Trigger a fresh compliance scan from inside the agent loop. This is the
**only** tool in the skill that performs heavy network I/O (it walks the
upstream `vmware-aiops` collectors against the live vCenter / NSX).

### Parameters

| Name | Type | Required | Description |
|------|------|:-:|-------------|
| `target` | `str` | Yes | vCenter target name from upstream `vmware-aiops` config. |
| `baseline` | `str` | No | Baseline id.
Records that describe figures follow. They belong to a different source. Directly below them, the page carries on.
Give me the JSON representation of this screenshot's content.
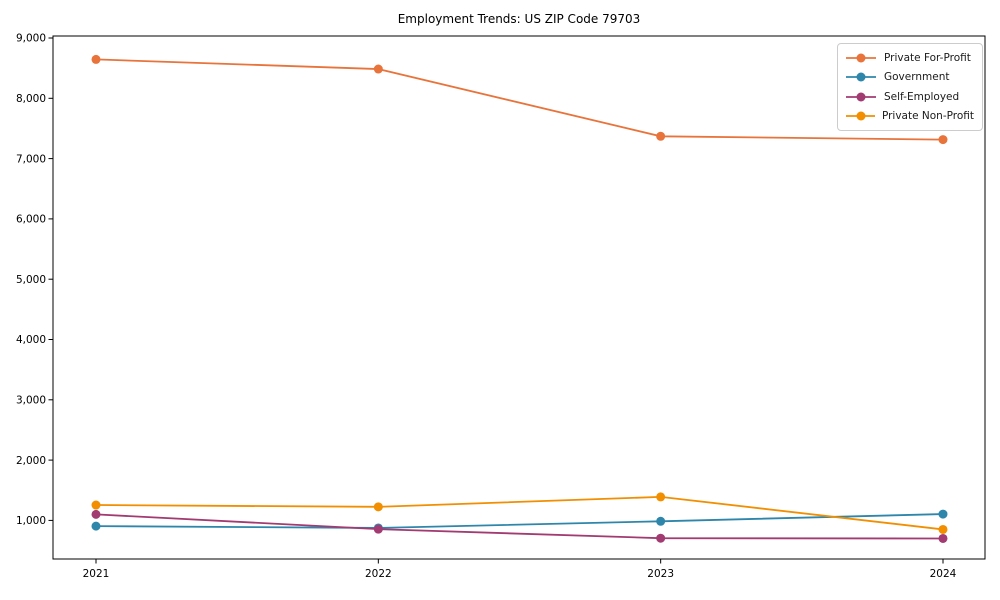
{
  "chart_data": {
    "type": "line",
    "title": "Employment Trends: US ZIP Code 79703",
    "xlabel": "",
    "ylabel": "",
    "categories": [
      "2021",
      "2022",
      "2023",
      "2024"
    ],
    "series": [
      {
        "name": "Private For-Profit",
        "color": "#E8743B",
        "values": [
          8645,
          8485,
          7370,
          7315
        ]
      },
      {
        "name": "Government",
        "color": "#2E86AB",
        "values": [
          905,
          875,
          985,
          1105
        ]
      },
      {
        "name": "Self-Employed",
        "color": "#A23B72",
        "values": [
          1100,
          855,
          705,
          700
        ]
      },
      {
        "name": "Private Non-Profit",
        "color": "#F18F01",
        "values": [
          1255,
          1225,
          1390,
          850
        ]
      }
    ],
    "ytick_values": [
      1000,
      2000,
      3000,
      4000,
      5000,
      6000,
      7000,
      8000,
      9000
    ],
    "ytick_labels": [
      "1,000",
      "2,000",
      "3,000",
      "4,000",
      "5,000",
      "6,000",
      "7,000",
      "8,000",
      "9,000"
    ],
    "ylim": [
      360,
      9030
    ],
    "grid": false,
    "legend_position": "upper right",
    "marker": "circle",
    "axis_color": "#000000",
    "background_color": "#ffffff"
  }
}
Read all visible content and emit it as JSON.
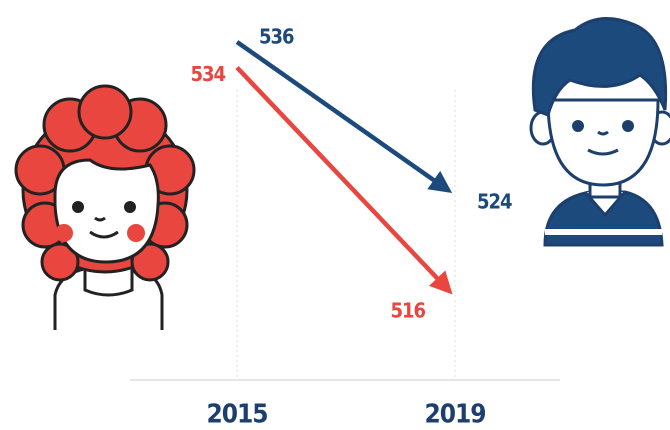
{
  "chart_data": {
    "type": "line",
    "categories": [
      "2015",
      "2019"
    ],
    "series": [
      {
        "color": "#1d4a7c",
        "values": [
          536,
          524
        ]
      },
      {
        "color": "#e8463f",
        "values": [
          534,
          516
        ]
      }
    ],
    "ylim": [
      510,
      540
    ]
  }
}
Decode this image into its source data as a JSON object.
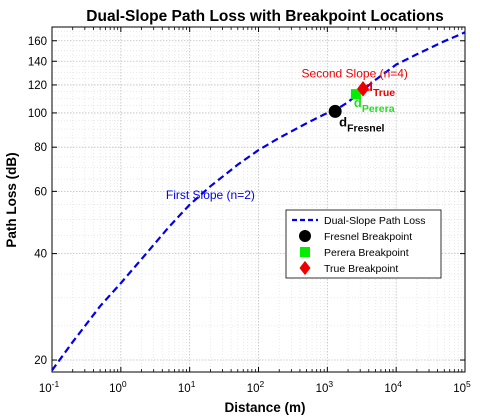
{
  "chart_data": {
    "type": "line",
    "title": "Dual-Slope Path Loss with Breakpoint Locations",
    "xlabel": "Distance (m)",
    "ylabel": "Path Loss (dB)",
    "xscale": "log",
    "yscale": "log",
    "xlim": [
      0.1,
      100000
    ],
    "ylim": [
      18.5,
      175
    ],
    "grid": true,
    "grid_minor": true,
    "x_ticks": [
      {
        "value": 0.1,
        "base": "10",
        "exp": "-1"
      },
      {
        "value": 1,
        "base": "10",
        "exp": "0"
      },
      {
        "value": 10,
        "base": "10",
        "exp": "1"
      },
      {
        "value": 100,
        "base": "10",
        "exp": "2"
      },
      {
        "value": 1000,
        "base": "10",
        "exp": "3"
      },
      {
        "value": 10000,
        "base": "10",
        "exp": "4"
      },
      {
        "value": 100000,
        "base": "10",
        "exp": "5"
      }
    ],
    "y_ticks": [
      20,
      40,
      60,
      80,
      100,
      120,
      140,
      160
    ],
    "series": [
      {
        "name": "Dual-Slope Path Loss",
        "style": "dashed",
        "color": "#0000ee",
        "points": [
          [
            0.1,
            18.7
          ],
          [
            0.2,
            22.5
          ],
          [
            0.5,
            28.4
          ],
          [
            1,
            33.0
          ],
          [
            2,
            38.6
          ],
          [
            5,
            47.6
          ],
          [
            10,
            55.0
          ],
          [
            20,
            62.0
          ],
          [
            50,
            71.4
          ],
          [
            100,
            78.5
          ],
          [
            200,
            85.0
          ],
          [
            500,
            93.5
          ],
          [
            1000,
            100.0
          ],
          [
            1500,
            103.5
          ],
          [
            2000,
            107.3
          ],
          [
            3000,
            114.5
          ],
          [
            5000,
            124.0
          ],
          [
            10000,
            137.0
          ],
          [
            20000,
            146.5
          ],
          [
            50000,
            159.5
          ],
          [
            100000,
            169.0
          ]
        ]
      }
    ],
    "markers": [
      {
        "name": "Fresnel Breakpoint",
        "x": 1300,
        "y": 101,
        "shape": "circle",
        "color": "#000000",
        "label_main": "d",
        "label_sub": "Fresnel",
        "label_color": "#000000"
      },
      {
        "name": "Perera Breakpoint",
        "x": 2600,
        "y": 113,
        "shape": "square",
        "color": "#00ee00",
        "label_main": "d",
        "label_sub": "Perera",
        "label_color": "#22dd22"
      },
      {
        "name": "True Breakpoint",
        "x": 3300,
        "y": 117,
        "shape": "diamond",
        "color": "#ee0000",
        "label_main": "d",
        "label_sub": "True",
        "label_color": "#ee0000"
      }
    ],
    "annotations": [
      {
        "text": "First Slope (n=2)",
        "x": 20,
        "y": 57,
        "color": "#0000ee"
      },
      {
        "text": "Second Slope (n=4)",
        "x": 2500,
        "y": 126,
        "color": "#ee0000"
      }
    ],
    "legend": {
      "placement": "right-center",
      "entries": [
        {
          "label": "Dual-Slope Path Loss",
          "shape": "dashed-line",
          "color": "#0000ee"
        },
        {
          "label": "Fresnel Breakpoint",
          "shape": "circle",
          "color": "#000000"
        },
        {
          "label": "Perera Breakpoint",
          "shape": "square",
          "color": "#00ee00"
        },
        {
          "label": "True Breakpoint",
          "shape": "diamond",
          "color": "#ee0000"
        }
      ]
    }
  }
}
Default `"cis-vmware-esxi-8.0-subset"`. |

### Returns

A small summary:

```json
{
  "snapshot_id": "snap-2026-05-03T12:34:56-...",
  "target": "lab-vc01",
  "baseline": "cis-vmware-esxi-8.0-subset",
  "hosts": 4,
  "violations": 17
}
```

### Gotchas

- **This is the heavy tool.** Lab scans of CIS subset against 4 hosts
  take 5–30 s. 等保 2.0 三级 across multi-collector estates can take
  minutes. Agents should not call this in tight loops; prefer
  `list_violations` to reread the latest snapshot.
- Risk level is `"medium"` in `@vmware_tool` (audited) although the
  target is not modified — the elevation reflects upstream API load and
  local DuckDB writes.
- Requires a working `vmware-aiops` target with the same name; if the
  upstream is unconfigured, the underlying collectors raise and the tool
  returns a tool error to the agent.

### Typical response tokens

~80–150 tokens (the response is intentionally a compact summary; the
agent should follow up with `list_violations` for details).